The purpose of this Vignette is to demonstrate the performance of onnxruntime inference with nativeORT, including CoreML capabilities. This will demonstrate nativeORT is capable of running at real-time (sub-29.97fps) inferencing.
This is tested on 50 256x256 arrays on an Apple M1 machine, simulating an incoming video stream.
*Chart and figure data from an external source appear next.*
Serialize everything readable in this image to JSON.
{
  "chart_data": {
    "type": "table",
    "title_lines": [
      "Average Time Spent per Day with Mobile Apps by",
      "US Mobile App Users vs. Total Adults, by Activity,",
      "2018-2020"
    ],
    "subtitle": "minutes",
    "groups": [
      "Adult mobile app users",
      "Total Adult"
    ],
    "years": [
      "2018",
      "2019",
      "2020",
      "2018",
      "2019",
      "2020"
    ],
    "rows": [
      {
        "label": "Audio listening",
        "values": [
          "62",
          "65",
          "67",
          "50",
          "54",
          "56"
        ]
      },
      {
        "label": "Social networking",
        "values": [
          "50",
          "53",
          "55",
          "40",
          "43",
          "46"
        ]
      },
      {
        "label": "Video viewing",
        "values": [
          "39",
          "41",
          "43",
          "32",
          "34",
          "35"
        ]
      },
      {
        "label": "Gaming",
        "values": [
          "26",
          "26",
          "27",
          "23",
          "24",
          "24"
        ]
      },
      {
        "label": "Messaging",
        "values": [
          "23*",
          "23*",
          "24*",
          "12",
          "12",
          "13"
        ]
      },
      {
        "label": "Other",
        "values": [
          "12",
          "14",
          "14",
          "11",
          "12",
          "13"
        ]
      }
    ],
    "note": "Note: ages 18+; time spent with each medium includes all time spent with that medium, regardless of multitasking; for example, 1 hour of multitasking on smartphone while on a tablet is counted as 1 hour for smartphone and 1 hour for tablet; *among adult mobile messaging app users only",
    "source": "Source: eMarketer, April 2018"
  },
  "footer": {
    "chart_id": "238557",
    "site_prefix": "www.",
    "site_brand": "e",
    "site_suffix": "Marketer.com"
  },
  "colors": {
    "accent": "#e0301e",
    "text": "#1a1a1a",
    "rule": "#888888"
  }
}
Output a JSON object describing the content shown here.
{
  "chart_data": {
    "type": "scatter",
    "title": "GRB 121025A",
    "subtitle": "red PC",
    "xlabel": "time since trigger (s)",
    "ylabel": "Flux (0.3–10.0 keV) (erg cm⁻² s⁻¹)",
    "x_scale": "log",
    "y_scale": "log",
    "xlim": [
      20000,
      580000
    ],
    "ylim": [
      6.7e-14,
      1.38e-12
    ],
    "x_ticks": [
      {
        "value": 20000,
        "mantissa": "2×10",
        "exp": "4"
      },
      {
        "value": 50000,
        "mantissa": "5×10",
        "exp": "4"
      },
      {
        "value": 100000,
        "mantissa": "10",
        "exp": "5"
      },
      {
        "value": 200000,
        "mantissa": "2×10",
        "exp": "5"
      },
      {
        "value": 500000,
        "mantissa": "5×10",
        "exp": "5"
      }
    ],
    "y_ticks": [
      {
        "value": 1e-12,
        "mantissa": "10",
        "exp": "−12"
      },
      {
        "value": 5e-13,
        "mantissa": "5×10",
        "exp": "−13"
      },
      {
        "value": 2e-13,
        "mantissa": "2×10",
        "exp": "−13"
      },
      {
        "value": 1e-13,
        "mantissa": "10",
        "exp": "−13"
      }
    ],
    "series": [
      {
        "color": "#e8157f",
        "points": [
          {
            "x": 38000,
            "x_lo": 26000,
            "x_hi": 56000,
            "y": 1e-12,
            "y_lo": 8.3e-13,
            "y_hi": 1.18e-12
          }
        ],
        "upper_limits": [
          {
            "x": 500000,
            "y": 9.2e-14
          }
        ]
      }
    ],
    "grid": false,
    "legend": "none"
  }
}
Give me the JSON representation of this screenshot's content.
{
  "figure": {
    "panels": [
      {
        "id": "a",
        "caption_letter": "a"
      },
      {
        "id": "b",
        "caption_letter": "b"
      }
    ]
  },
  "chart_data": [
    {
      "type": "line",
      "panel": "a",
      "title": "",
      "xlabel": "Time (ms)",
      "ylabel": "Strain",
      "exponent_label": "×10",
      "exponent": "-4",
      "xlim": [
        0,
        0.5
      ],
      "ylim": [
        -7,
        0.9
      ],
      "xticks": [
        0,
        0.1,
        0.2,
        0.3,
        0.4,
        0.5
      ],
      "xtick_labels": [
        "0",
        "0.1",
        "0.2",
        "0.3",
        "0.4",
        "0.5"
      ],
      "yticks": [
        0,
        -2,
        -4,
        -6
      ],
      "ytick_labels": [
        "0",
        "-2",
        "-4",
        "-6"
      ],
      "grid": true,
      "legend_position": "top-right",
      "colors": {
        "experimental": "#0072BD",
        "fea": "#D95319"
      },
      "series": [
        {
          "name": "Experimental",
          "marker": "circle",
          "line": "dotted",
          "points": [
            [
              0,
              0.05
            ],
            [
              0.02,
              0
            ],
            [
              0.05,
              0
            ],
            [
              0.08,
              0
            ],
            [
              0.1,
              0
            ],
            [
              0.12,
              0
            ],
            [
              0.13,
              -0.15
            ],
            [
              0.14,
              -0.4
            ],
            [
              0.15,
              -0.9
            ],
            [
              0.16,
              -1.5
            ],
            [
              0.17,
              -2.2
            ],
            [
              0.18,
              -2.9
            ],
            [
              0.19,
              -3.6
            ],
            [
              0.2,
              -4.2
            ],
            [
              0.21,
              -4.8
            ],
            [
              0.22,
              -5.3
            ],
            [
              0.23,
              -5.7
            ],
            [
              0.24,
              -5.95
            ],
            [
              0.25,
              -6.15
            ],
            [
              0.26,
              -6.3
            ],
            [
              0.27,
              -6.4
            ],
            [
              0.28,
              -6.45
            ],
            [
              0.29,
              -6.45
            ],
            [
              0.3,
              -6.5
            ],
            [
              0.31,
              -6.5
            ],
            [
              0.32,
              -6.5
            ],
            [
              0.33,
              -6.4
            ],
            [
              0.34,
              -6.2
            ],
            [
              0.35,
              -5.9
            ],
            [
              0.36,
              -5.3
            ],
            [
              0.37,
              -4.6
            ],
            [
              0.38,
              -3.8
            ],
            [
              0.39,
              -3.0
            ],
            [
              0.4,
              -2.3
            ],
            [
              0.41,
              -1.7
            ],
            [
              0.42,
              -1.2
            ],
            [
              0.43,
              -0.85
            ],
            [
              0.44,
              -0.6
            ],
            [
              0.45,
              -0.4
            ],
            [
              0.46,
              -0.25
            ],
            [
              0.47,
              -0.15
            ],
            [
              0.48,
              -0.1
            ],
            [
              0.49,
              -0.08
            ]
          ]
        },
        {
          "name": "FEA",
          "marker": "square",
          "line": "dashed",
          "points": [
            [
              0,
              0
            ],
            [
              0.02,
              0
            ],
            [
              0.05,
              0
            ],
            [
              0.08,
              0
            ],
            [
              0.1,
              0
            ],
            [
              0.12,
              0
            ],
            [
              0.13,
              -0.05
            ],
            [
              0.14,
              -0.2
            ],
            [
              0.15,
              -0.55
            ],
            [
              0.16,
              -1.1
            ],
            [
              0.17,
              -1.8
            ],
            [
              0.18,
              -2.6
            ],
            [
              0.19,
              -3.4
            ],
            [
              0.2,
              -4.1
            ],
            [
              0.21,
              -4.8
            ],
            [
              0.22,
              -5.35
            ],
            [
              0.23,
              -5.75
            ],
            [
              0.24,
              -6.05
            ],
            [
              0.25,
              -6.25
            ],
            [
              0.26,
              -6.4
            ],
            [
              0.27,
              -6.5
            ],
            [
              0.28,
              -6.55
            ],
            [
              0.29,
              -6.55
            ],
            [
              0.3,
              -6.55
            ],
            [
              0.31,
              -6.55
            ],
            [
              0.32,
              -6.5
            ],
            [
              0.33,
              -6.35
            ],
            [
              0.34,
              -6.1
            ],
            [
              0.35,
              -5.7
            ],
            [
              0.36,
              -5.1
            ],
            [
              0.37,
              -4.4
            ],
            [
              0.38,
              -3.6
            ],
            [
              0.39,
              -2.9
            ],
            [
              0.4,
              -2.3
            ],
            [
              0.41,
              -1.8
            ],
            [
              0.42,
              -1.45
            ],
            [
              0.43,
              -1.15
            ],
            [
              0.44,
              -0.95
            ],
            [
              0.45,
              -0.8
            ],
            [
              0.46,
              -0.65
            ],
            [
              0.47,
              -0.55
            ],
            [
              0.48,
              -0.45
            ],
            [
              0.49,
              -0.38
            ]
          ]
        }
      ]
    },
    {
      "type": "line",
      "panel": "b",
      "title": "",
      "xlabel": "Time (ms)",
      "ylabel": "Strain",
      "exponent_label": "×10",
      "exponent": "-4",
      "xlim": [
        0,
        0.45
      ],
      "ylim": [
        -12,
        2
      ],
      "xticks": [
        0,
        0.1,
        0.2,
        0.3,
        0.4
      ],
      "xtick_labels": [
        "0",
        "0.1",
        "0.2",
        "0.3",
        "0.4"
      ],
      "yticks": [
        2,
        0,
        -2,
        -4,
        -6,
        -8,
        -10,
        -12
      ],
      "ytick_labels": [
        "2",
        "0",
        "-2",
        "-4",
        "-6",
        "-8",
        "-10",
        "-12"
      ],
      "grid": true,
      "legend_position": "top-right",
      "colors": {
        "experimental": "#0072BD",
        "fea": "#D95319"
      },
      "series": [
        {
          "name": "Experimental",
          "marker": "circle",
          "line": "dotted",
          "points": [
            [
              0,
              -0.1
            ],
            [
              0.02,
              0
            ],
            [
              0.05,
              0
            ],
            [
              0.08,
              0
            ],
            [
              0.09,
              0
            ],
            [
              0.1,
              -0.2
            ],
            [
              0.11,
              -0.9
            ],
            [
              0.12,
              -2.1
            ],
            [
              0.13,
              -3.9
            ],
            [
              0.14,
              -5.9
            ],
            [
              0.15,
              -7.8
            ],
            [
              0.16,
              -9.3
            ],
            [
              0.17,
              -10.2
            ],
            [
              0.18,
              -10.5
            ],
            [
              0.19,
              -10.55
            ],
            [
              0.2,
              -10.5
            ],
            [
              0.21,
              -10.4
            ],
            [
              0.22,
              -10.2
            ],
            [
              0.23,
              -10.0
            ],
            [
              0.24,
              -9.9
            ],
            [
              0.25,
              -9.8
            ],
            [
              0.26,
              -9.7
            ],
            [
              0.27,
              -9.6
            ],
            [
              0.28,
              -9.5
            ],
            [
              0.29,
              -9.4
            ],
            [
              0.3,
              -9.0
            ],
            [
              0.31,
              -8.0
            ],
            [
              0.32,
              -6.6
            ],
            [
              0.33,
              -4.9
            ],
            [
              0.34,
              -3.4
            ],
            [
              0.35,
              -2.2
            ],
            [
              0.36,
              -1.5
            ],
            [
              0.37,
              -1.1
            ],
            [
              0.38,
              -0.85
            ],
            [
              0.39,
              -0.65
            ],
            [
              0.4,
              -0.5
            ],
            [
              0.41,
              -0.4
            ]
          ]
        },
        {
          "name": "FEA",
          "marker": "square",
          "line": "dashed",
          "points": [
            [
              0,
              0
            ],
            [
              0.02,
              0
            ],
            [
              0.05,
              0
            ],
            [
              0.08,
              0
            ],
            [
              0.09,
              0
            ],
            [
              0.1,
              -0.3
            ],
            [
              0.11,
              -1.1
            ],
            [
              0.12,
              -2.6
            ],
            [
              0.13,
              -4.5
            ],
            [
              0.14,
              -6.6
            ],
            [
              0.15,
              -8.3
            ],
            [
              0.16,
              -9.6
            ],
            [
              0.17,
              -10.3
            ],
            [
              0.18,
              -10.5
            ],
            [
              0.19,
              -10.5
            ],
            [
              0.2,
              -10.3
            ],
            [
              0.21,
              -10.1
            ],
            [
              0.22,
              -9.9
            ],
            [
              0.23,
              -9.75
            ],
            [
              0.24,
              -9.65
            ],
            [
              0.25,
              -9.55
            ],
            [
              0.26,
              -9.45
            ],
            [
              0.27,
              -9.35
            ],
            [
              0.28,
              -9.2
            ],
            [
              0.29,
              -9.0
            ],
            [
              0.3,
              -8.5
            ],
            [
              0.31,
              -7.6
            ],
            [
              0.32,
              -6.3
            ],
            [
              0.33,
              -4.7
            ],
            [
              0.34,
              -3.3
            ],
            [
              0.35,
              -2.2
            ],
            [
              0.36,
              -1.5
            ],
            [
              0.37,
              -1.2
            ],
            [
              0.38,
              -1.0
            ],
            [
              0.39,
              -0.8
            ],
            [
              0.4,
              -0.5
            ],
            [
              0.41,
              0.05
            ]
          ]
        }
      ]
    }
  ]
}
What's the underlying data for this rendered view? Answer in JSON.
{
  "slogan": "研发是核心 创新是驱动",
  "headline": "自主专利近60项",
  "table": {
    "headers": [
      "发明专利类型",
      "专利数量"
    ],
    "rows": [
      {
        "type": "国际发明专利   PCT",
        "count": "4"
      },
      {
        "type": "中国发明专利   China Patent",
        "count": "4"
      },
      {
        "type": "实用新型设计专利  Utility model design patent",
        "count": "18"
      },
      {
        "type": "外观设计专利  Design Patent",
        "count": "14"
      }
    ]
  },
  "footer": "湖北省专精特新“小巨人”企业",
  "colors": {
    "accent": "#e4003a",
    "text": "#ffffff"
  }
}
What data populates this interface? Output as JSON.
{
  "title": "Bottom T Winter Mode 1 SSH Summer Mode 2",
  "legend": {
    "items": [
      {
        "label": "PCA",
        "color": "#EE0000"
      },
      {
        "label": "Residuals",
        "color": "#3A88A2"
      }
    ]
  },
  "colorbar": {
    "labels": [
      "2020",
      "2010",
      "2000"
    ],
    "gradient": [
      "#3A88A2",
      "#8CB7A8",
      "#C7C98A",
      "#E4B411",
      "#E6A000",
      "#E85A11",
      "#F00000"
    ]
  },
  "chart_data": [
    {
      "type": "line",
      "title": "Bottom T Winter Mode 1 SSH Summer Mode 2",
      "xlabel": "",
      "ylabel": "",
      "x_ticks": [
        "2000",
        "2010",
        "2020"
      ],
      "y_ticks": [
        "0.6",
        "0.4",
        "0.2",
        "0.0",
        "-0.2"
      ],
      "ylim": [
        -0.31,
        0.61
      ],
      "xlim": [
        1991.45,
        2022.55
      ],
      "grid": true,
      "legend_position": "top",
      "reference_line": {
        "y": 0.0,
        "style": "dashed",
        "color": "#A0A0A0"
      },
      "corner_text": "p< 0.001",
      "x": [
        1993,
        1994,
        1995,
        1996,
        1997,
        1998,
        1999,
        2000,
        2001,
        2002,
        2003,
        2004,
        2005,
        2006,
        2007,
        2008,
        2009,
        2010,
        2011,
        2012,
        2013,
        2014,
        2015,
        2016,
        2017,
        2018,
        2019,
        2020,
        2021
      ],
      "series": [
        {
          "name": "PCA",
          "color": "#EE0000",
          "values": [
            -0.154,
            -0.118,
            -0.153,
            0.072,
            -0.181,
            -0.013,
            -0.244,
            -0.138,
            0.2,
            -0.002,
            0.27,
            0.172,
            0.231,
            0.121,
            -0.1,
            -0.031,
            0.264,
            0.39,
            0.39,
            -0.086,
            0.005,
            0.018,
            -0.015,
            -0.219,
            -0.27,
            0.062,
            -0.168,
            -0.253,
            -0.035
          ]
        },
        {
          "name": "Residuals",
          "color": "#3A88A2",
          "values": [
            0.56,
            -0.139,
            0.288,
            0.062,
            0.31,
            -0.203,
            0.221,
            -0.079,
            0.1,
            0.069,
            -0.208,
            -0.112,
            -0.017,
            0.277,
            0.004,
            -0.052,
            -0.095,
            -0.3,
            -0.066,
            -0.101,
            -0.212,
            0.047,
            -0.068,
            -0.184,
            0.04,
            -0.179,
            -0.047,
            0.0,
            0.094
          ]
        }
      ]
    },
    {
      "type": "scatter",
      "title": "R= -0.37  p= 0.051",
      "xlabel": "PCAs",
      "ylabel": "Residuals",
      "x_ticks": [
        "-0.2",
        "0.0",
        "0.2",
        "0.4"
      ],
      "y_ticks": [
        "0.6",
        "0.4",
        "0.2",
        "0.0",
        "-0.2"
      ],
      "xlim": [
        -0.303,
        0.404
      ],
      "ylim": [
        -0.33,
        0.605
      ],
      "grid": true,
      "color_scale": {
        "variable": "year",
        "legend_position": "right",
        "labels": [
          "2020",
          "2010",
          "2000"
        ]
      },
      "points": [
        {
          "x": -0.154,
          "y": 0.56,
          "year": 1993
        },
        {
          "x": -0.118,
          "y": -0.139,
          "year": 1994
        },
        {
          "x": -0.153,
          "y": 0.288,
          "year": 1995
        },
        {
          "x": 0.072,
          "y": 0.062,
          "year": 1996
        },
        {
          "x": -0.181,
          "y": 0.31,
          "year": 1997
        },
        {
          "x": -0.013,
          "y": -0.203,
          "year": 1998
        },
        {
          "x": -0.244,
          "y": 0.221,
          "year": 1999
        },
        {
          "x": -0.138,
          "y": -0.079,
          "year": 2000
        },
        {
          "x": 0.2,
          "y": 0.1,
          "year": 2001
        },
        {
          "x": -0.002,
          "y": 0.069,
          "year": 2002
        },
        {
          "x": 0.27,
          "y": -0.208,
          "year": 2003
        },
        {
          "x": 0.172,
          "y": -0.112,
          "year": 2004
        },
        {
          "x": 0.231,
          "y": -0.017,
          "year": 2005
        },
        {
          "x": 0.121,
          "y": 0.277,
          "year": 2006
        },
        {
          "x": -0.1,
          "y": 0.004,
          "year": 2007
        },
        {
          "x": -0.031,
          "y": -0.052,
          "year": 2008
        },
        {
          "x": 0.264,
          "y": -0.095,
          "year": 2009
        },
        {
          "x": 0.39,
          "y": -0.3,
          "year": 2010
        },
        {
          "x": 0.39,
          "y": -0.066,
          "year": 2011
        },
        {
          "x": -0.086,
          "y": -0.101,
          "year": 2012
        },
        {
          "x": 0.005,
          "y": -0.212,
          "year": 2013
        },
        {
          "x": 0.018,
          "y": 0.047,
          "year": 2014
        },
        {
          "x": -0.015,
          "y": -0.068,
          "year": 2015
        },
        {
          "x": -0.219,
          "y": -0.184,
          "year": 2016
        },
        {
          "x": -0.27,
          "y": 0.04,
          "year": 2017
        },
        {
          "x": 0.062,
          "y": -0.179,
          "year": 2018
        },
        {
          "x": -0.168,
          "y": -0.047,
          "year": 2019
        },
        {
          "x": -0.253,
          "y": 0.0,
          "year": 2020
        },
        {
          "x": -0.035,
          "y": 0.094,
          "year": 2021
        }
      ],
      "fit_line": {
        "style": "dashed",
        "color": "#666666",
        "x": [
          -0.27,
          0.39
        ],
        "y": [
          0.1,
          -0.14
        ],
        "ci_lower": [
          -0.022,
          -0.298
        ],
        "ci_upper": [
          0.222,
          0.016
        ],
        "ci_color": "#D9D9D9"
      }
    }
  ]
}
# typical RGB 256x256 image
input <- array(
runif(1 * 3 * 256 * 256),
dim=c(1L, 3L, 256L, 256L)
)
session <- nativeORT::ort_session(model_path,
threads=0L,
opt_level=99L)
times_cpu <- numeric(100)
for (i in 1:100){
times_cpu[i] <- system.time(
nativeORT::ort_infer_raw(session, input)
)["elapsed"] * 1000
}
# CoreML
dir.create(path.expand("~/.nativeORT/cache"),
recursive = TRUE, showWarnings = FALSE
)
session <- nativeORT::ort_session(model_path,
provider='coreml',
cache_dir=path.expand("~/.nativeORT/cache"),
threads=0L,
opt_level=99L
)
times_coreml <- numeric(100)
for (i in 1:100){
times_coreml[i] <- system.time(
nativeORT::ort_infer_raw(session, input)
)["elapsed"] * 1000
}results <- data.frame(
run=rep(1:length(times_cpu), 2),
provider=c(
rep("CPU (nativeORT)", length(times_cpu)),
rep("CoreML (nativeORT)", length(times_coreml))
),
latency_ms=c(times_cpu, times_coreml)
)
ggplot(results, aes(x=run, y=latency_ms, color=provider)) +
geom_line() +
geom_hline(yintercept=33.3, linetype="dashed", color="red") +
annotate("text", x=85, y=40, label="29.97 fps threshold") +
labs(
title="Inference Latency Across Inference Engines",
subtitle="YOLOv11n, 256x256 Images, Apple M1",
x="Run",
y="Latency (ms)"
) +
theme_minimal()Notably, nativeORT can run substantially below real-time requirements. Due to optimization in the C++ bindings, the CPU and CoreML latency are near parity; however, it is of note that the CoreML runs offer better stability as they sit on dedicated hardware, whereas the CPU is subject to slowdowns when other processes hit.
CoreML does require a warmup (as noticed in the spike) but after one or two inferences, it becomes real-time performant. At a median latency of 7-8 milliseconds on Apple M1 Silicon, there is still time to run post-processing and remain under target latency.